An interesting problem that the authors deal with is the dissemination of policy updates. Each pswitch maintains a copy of all policy rules for the datacenter, to allow for continued correct function in the event of any failures elsewhere on the network. When policies are updated, these must be adopted concurrently by all pswitches. The authors propose a mechanism where policies are pushed out pswitches, but not immediately adopted; a separate small control packet is dispatched to signal the switch to a new policy. As the packet is small, there is a greater likelihood that it will reach all switches synchronously.

Even with this mechanism in place, there are several scenarios under which flows will be processed by different policies, which call for very specific approaches to policy configuration in order to enable reliable and consistent dissemination. This did make me wonder about how such a mechanism might be deployed to a real datacenter. Could it be that, depending on topology, different portions of a network could be taken offline and updated independent of one another?

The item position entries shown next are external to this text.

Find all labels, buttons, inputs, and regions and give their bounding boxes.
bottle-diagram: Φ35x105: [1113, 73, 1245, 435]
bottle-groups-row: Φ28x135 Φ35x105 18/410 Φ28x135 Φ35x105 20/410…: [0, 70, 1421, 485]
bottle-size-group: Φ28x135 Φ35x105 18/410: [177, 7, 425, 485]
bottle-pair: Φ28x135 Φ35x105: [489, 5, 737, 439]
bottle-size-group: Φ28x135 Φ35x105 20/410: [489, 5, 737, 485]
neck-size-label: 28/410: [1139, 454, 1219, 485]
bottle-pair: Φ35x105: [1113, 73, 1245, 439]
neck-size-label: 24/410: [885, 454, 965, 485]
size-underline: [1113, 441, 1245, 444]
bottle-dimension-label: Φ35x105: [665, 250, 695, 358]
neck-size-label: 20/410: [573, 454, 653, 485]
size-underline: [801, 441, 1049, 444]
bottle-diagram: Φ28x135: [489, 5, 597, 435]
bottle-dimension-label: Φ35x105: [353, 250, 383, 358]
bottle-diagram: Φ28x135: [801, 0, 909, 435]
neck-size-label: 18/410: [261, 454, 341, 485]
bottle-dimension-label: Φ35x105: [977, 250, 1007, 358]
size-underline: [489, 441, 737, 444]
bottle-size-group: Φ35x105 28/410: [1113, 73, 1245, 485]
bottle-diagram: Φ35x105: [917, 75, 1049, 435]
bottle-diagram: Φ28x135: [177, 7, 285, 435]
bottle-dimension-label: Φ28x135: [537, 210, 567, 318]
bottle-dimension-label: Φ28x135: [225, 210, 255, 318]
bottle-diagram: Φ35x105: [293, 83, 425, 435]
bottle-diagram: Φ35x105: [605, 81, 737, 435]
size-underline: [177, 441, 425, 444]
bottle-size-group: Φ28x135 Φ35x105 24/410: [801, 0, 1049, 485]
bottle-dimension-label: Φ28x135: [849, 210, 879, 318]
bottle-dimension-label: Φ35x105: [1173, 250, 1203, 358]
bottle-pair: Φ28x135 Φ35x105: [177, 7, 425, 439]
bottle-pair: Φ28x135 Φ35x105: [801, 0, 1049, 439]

For smaller, controlled functionality (e.g., load balancers and firewalls dedicated to a web server farm), it may be that this could provide a more reliable, albeit also more manual, update mechanism.

Improving MapReduce Performance in Heterogeneous Environments

Filed under: Networks — Tags: , , — Ashwin @ 12:11 pm

Zaharia, M., Konwinski, A., Joseph, A. D., Katz, R. and Stoica, I. 2008. Improving MapReduce Performance in Heterogeneous Environments.

The authors examine the performance of the MapReduce implementation in Hadoop, and find several flaws in Hadoop’s scheduler which can cause severe degradation in performance.The principal problems that are analysed are those of the identification of laggard tasks for speculative execution, and the identification of nodes to which these tasks should be assigned. These problems arise in Hadoop due to assumptions of homogeneity in tasks, and in the network itself.

To remedy these problems, the authors propose a new scheduling algorithm, LATE, which is sensitive both to the variance in tasks and also to variance in node performance. LATE chooses tasks for speculative execution based on estimated time to completion, rather than the simple score metric that Hadoop uses. Only nodes with performance above a specified threshold are chosen for the execution of speculative tasks. In addition, a cap is maintained on the total number of speculative tasks that may be run at a time. Testing on various configurations of EC2, and also on a testbed with virtual machines, demonstrates that LATE provides significant performance benefits.

The one question I have is with regards to the choice of virtual machines as testbeds. While I undertstand that these could be useful to simulate a heterogeneous environment, it also seems like they are a worst case scenario. MapReduce is itself a virtualization scheme that makes certain assumptions about the locality of data; layering this on top of another virtualization scheme seems like overkill. It would be interesting to know how much of an advantage LATE delivers in a carefully planned data center, even one with a degree of heterogeneity.